Many organizations also are still fumbling with social media. A recent HBR survey found that:
  • 75% of companies do not know where their most valuable customers are talking about them
  • Less than a quarter (23%) use social media analytics tools
  • Only 7% are integrating social media into other marketing activities, such as campaign management, retail analytics, CRM and business intelligence
Social media is one important marketing channel, but here is the reality: women buy or are the key influencers of nearly 80 percent of all consumer product sales in the United States alone. Are you doing what you need to reach them, and are they buying enough of yours?

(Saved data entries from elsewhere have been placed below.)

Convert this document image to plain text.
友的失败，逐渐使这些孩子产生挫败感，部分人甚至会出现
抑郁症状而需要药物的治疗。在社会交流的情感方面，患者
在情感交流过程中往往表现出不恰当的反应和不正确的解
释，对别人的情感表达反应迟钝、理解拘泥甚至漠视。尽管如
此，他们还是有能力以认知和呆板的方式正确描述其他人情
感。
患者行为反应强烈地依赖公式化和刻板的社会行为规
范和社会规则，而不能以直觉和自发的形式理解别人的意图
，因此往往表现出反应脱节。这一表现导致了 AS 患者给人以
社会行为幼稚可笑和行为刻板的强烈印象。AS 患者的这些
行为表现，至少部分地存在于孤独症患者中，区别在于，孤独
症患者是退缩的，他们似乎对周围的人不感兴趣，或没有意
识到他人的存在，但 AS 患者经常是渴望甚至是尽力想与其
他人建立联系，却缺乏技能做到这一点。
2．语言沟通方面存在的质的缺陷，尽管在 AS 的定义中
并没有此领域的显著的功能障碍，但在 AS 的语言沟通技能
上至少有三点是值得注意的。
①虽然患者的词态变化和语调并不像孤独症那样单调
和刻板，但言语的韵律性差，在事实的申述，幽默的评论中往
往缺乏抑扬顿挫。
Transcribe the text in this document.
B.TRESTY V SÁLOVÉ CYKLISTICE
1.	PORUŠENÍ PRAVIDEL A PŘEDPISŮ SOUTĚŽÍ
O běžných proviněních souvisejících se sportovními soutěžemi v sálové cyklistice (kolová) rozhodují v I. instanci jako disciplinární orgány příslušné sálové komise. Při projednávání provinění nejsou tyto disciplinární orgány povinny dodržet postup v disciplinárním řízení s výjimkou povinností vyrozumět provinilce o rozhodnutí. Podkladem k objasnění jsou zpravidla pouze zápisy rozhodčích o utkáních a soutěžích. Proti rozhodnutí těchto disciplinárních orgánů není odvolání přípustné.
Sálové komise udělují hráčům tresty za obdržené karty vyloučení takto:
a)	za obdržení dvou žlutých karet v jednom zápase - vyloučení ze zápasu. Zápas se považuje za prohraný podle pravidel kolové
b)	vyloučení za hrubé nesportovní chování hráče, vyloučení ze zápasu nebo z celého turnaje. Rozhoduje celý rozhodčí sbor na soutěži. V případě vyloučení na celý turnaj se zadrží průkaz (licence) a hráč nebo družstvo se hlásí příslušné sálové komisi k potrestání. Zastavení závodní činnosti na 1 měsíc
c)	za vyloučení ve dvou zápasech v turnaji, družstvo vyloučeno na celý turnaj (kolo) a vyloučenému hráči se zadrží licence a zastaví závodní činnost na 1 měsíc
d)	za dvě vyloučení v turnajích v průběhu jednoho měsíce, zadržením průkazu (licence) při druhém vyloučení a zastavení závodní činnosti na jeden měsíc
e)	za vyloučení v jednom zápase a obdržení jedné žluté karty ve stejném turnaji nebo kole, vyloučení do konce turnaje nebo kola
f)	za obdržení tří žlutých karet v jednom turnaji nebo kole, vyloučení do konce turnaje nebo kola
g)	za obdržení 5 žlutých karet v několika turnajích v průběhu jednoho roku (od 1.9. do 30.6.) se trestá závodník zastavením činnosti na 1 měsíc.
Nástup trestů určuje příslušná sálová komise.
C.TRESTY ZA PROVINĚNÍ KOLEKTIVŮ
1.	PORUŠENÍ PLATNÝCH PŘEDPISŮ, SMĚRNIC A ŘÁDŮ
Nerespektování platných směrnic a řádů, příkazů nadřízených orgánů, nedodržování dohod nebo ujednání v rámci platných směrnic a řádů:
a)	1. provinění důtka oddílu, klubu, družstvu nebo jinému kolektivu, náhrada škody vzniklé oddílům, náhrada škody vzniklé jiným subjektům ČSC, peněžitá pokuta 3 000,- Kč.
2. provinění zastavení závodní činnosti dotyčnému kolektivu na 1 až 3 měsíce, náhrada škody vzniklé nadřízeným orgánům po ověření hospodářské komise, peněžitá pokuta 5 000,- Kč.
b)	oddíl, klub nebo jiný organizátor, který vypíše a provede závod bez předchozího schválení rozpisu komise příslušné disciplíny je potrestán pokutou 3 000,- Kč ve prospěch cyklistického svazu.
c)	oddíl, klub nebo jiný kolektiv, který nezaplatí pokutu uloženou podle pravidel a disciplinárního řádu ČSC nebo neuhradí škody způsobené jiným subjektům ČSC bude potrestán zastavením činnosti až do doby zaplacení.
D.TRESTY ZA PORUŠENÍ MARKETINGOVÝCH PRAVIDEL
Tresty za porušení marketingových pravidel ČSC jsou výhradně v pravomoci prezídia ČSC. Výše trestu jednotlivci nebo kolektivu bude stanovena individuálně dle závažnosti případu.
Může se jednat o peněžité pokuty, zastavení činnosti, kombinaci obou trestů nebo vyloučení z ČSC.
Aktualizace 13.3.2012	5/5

Help your client connect with the world’s largest group of decision-makers. This may open a floodgate of previously untapped customers. Think outside and inside the box. This is the thought leadership your client expects and deserves.

Thursday, January 6, 2011

Whose idea was that? Everyone’s.

Which deserves more reward – ideation or participation in idea formulation? Some organizations reward individuals for their ideas, while others believe it is better to reward participation in idea sessions.

Many leaders are reluctant to acknowledge that they are opposed to an idea because of their feelings about the individual who proposed it. While we live in a culture that celebrates individual contributions, we also desire reward for our own contributions to an idea's evolution and ultimate culmination.

Oftentimes, when one person drives their idea into action – and does not welcome ideas and feedback from others – it is doomed to failure. If you desire buy-in, collaboration, shared commitment and accountability, then give others the opportunity to offer their opinion and play a role.

While collaboration is invaluable, too much groupthink also presents a problem. How is the individual who brainstormed a new product feature (or new product) commensurately rewarded for his/her contribution? It is critical to share ideas with others and collaborate to deliver results.

However, when it comes to performance evaluations, a manager typically will review not only how much of a team player someone is, but also what s/he individually contributed. It is important to clearly articulate the organization's leadership model – i.e., what you value, your commitment to development and helping each employee succeed, and how successful performance is rewarded.

Both the employer and employee require an understanding about expected performance, results, reward, and the balance. If you, as manager, specifically and clearly define the terms for each employee's contributions and recognition, you will lay the groundwork for a high-performing staff and highly rewarding work environment.